All of your pictures were fascinating to me. I learned so much just by looking at them and of course from all that you shared. I too love light and all that comes with it.

Kat Sloma said...

Great post Susan! Problems are just a way of life, in any pursuit. Approaching them as opportunities to learn, as you've done, instead of roadblocks makes all the difference! You are right, practice is the key. My favorite photo is "Framed." That's an excellent way to use a high contrast lighting situation!

Stampmouse said...

what a great refelective post. I just love that steam shot love love love it

Jamie said...

Wow - what a post. I need to follower your example and get more serious about learning.

Kay L. Davies said...

Put me down as another who loves the steam photo.
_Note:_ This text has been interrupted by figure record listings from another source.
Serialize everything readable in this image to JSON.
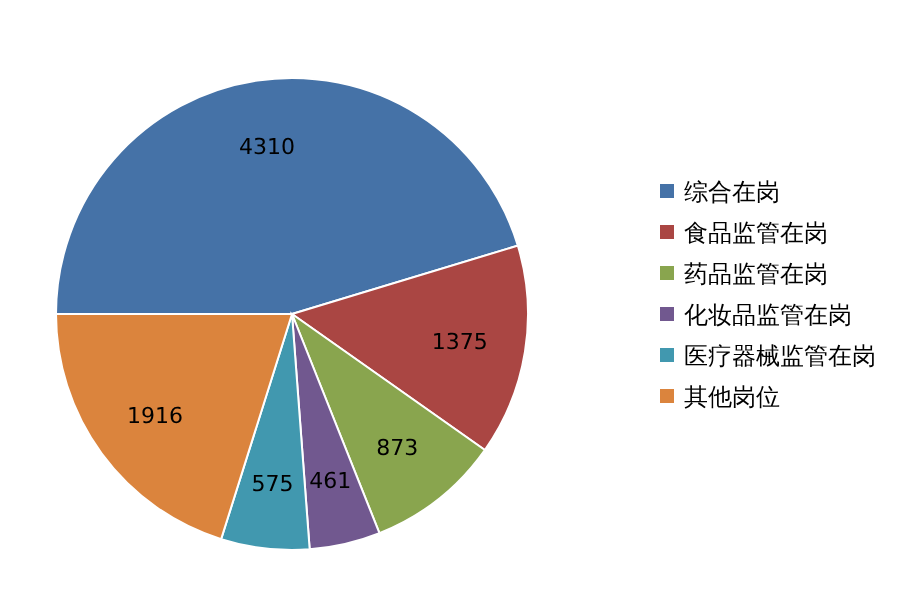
{
  "chart_data": {
    "type": "pie",
    "categories": [
      "综合在岗",
      "食品监管在岗",
      "药品监管在岗",
      "化妆品监管在岗",
      "医疗器械监管在岗",
      "其他岗位"
    ],
    "values": [
      4310,
      1375,
      873,
      461,
      575,
      1916
    ],
    "colors": [
      "#4572a7",
      "#aa4643",
      "#89a54e",
      "#71588f",
      "#4198af",
      "#db843d"
    ],
    "data_labels": true,
    "legend": "right"
  }
}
It's fantastic, I can almost smell it.
I can hear my mother's voice (distorted in my head to sound sarcastically sing-song) saying "If at first you don't succeed, try, try, try again" and I remember how much I hated it. LOL

Kay, Alberta, Canada
An Unfittie’s Guide to Adventurous Travel

Anita Johnson said...

I learned something just reading this. I love that steam shot and the River Runs through it IS excellent. Especially your processing. And I needed a laugh to start my day..."photoshop Hell"...that cracked me up!

lisa said...

I love your high-contrast photographs Susan.
I am taking this class also, and really enjoying it.
I hope you have a wonderful weekend!

seabluelee said...

Susan, your posts are always so much fun. Drip castles...I used to make those when I was a kid (won't say how many years it's been since the last time). I admire your persistence and willingness to keep experimenting -- and sharing the results. My favorites in this group are Almost Summer and Steam, which I think is amazing. I really like Framed, too.

Wanda said...

Terrific post chronicling your exploration of light. Your images are amazing--I especially like Framed for the wonderful exposure of the cityscape but also the golden lighting on the window frame.

Cheryl said...

This was just plain fun to read! Being a "slave to light's charms" is beautifully said. My favorites: "Steam" I want to lean in and smell what is in the bowl...food combined with great light is fantastic! and I loved "Nearly Summer" because it of the background light and the memories it brings back to me of similar scenes.
I haven't made a drizzle castle in years...think it might be time to do it again.